As the i paper approaches its 1000th edition, some thoughts on its history

I would encourage all of you to zig with an idea while others zag


The excellent editor of this fine newspaper, Oly Duff, reminds me that this week will bring i’s 1000th edition, a statistic that would quite literally have stopped me in my tracks, save for the fact I wasn’t actually on a track, and I know what sticklers for accuracy you are.

Now that the paper is in Oly and Rhodri Jones’s safe hands, it is for them to mark the occasion formally and tell you what’s in store for the future. Me? I’ll remind you a little of its history with a view to taking heart from its lessons and encouraging all of you with an idea to zig while others zags.

Our boss Andrew Mullins’ idea for i was – let’s be frank – met with a range of negativity from bemused scepticism to sniggering ridicule. When I arrived to work on i’s launch in autumn 2010 to work with Simon Kelner, then editor-in-chief of The Independent, we knew we faced an uphill battle - not only was the newspaper industry in apparently inexorable decline, but the economy was still very much in recession.

We lacked the marketing resources of some of our rivals, notably The Daily Telegraph, The Times and The Guardian. And to make matters worse, we were launching into a bleak winter. Were potential readers going to trudge out into the snow to buy a newspaper they had scarcely heard of, let alone read?

It wasn’t an easy launch. The circulation numbers were not exactly making our rivals sweat. However the feedback from readers who had been “early adopters” both via email, snail mail and on social media was almost universally positive. Most people who tried it, liked it. Therefore, we just had to persuade more of you to do so.

It was in January 2011 that we ran our first advertising campaign featuring Dom Joly and Jemima Khan. Results were startling: over the first weekend circulation tripled – admittedly from a low base. It hasn’t really stopped growing since.

Yes, there was a second campaign a year later, with Ronnie Ancona and our own Mark Steel, but since that first January, i’s growth has been built on the back of word-of-mouth personal advocacy by you, our fantastically enthusiastic, loyal readers.
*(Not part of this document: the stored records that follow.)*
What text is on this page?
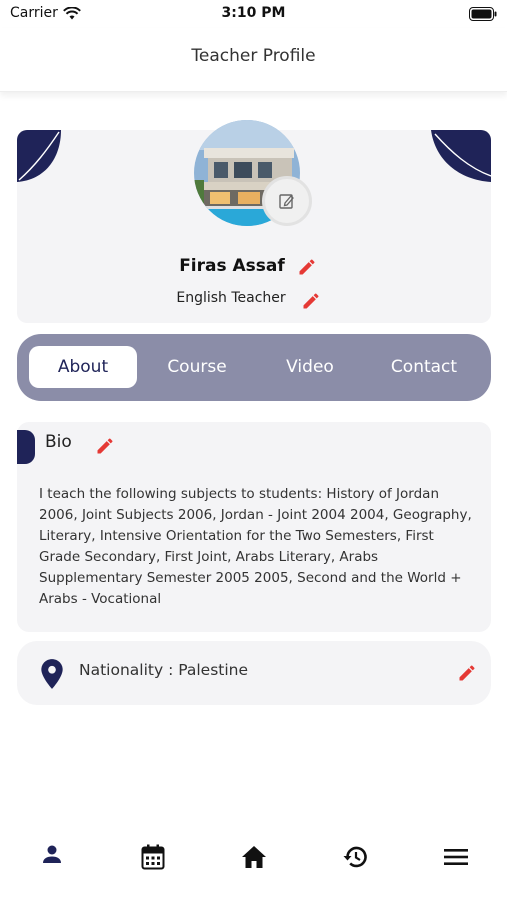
Carrier	3:10 PM
Teacher Profile
Firas Assaf
English Teacher
About	Course	Video	Contact
Bio
I teach the following subjects to students: History of Jordan 2006, Joint Subjects 2006, Jordan - Joint 2004 2004, Geography, Literary, Intensive Orientation for the Two Semesters, First Grade Secondary, First Joint, Arabs Literary, Arabs Supplementary Semester 2005 2005, Second and the World + Arabs - Vocational
Nationality : Palestine
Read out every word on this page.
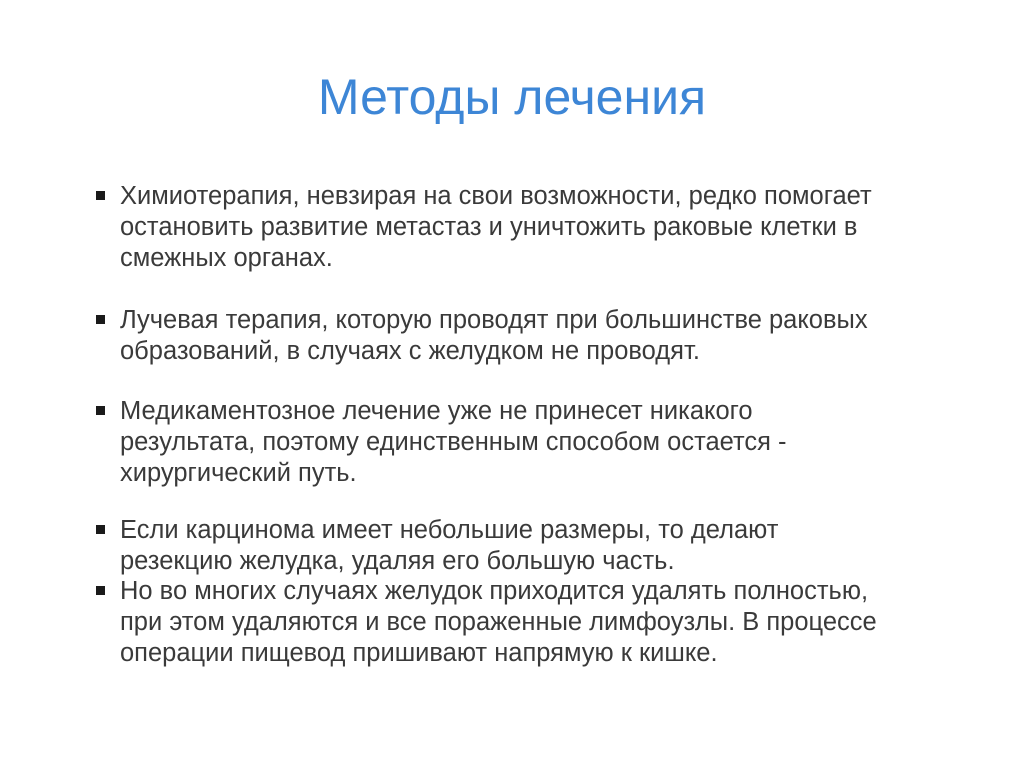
Методы лечения

Химиотерапия, невзирая на свои возможности, редко помогает
остановить развитие метастаз и уничтожить раковые клетки в
смежных органах.

Лучевая терапия, которую проводят при большинстве раковых
образований, в случаях с желудком не проводят.

Медикаментозное лечение уже не принесет никакого
результата, поэтому единственным способом остается -
хирургический путь.

Если карцинома имеет небольшие размеры, то делают
резекцию желудка, удаляя его большую часть.

Но во многих случаях желудок приходится удалять полностью,
при этом удаляются и все пораженные лимфоузлы. В процессе
операции пищевод пришивают напрямую к кишке.
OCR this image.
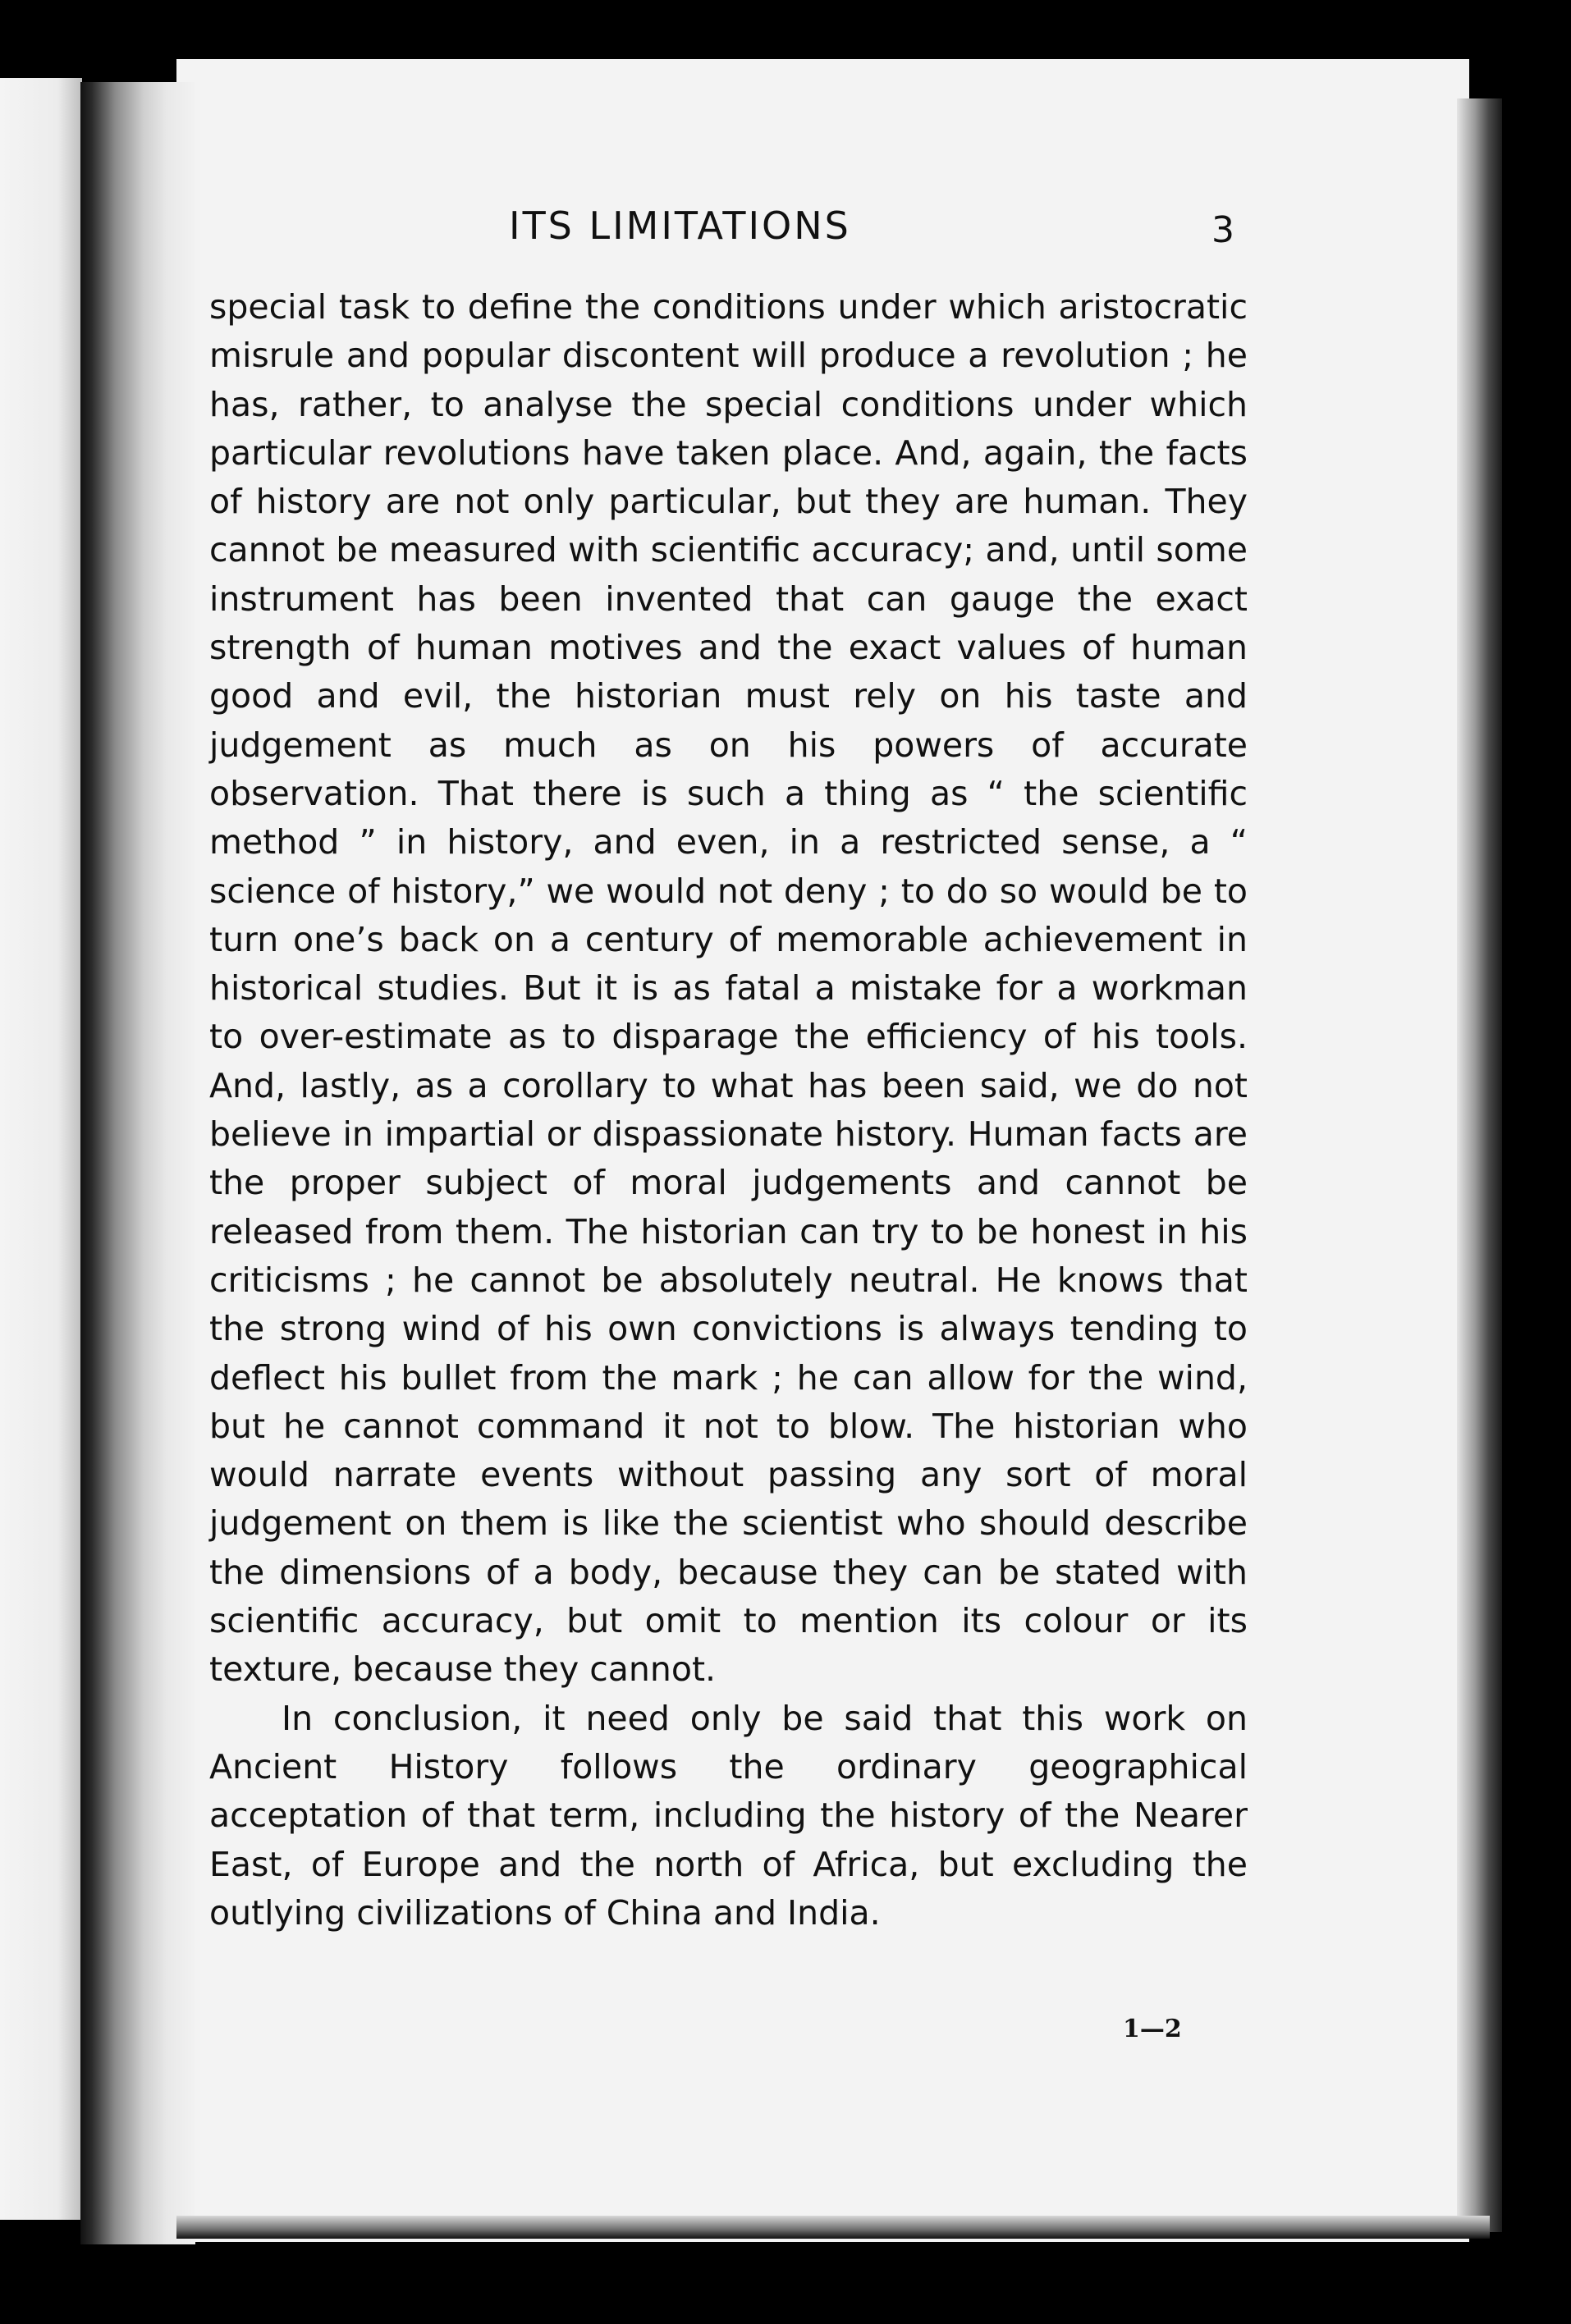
ITS LIMITATIONS	3

special task to define the conditions under which aristocratic misrule and popular discontent will produce a revolution ; he has, rather, to analyse the special conditions under which particular revolutions have taken place. And, again, the facts of history are not only particular, but they are human. They cannot be measured with scientific accuracy; and, until some instrument has been invented that can gauge the exact strength of human motives and the exact values of human good and evil, the historian must rely on his taste and judgement as much as on his powers of accurate observation. That there is such a thing as “ the scientific method ” in history, and even, in a restricted sense, a “ science of history,” we would not deny ; to do so would be to turn one’s back on a century of memorable achievement in historical studies. But it is as fatal a mistake for a workman to over-estimate as to disparage the efficiency of his tools. And, lastly, as a corollary to what has been said, we do not believe in impartial or dispassionate history. Human facts are the proper subject of moral judgements and cannot be released from them. The historian can try to be honest in his criticisms ; he cannot be absolutely neutral. He knows that the strong wind of his own convictions is always tending to deflect his bullet from the mark ; he can allow for the wind, but he cannot command it not to blow. The historian who would narrate events without passing any sort of moral judgement on them is like the scientist who should describe the dimensions of a body, because they can be stated with scientific accuracy, but omit to mention its colour or its texture, because they cannot.

In conclusion, it need only be said that this work on Ancient History follows the ordinary geographical acceptation of that term, including the history of the Nearer East, of Europe and the north of Africa, but excluding the outlying civilizations of China and India.

1—2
i has an extraordinarily interactive relationship between journalists and readers in the truest meaning of that word. You make it very clear you have much more than 20p invested in its success. To you that concise, quality mantra matters at least as much as the price, as does our pledge to actually listen to you in shaping the paper.

Since I moved over to the TV world last May, Oly and Rhodri have continued in the same vein – as, by all accounts, have you. It is vital you continue to keep us all on our toes, and that this sense of shared investment in i’s future continues. It is what makes i Britain’s only growing newspaper. Thank you all, but – blimey – where does the time go?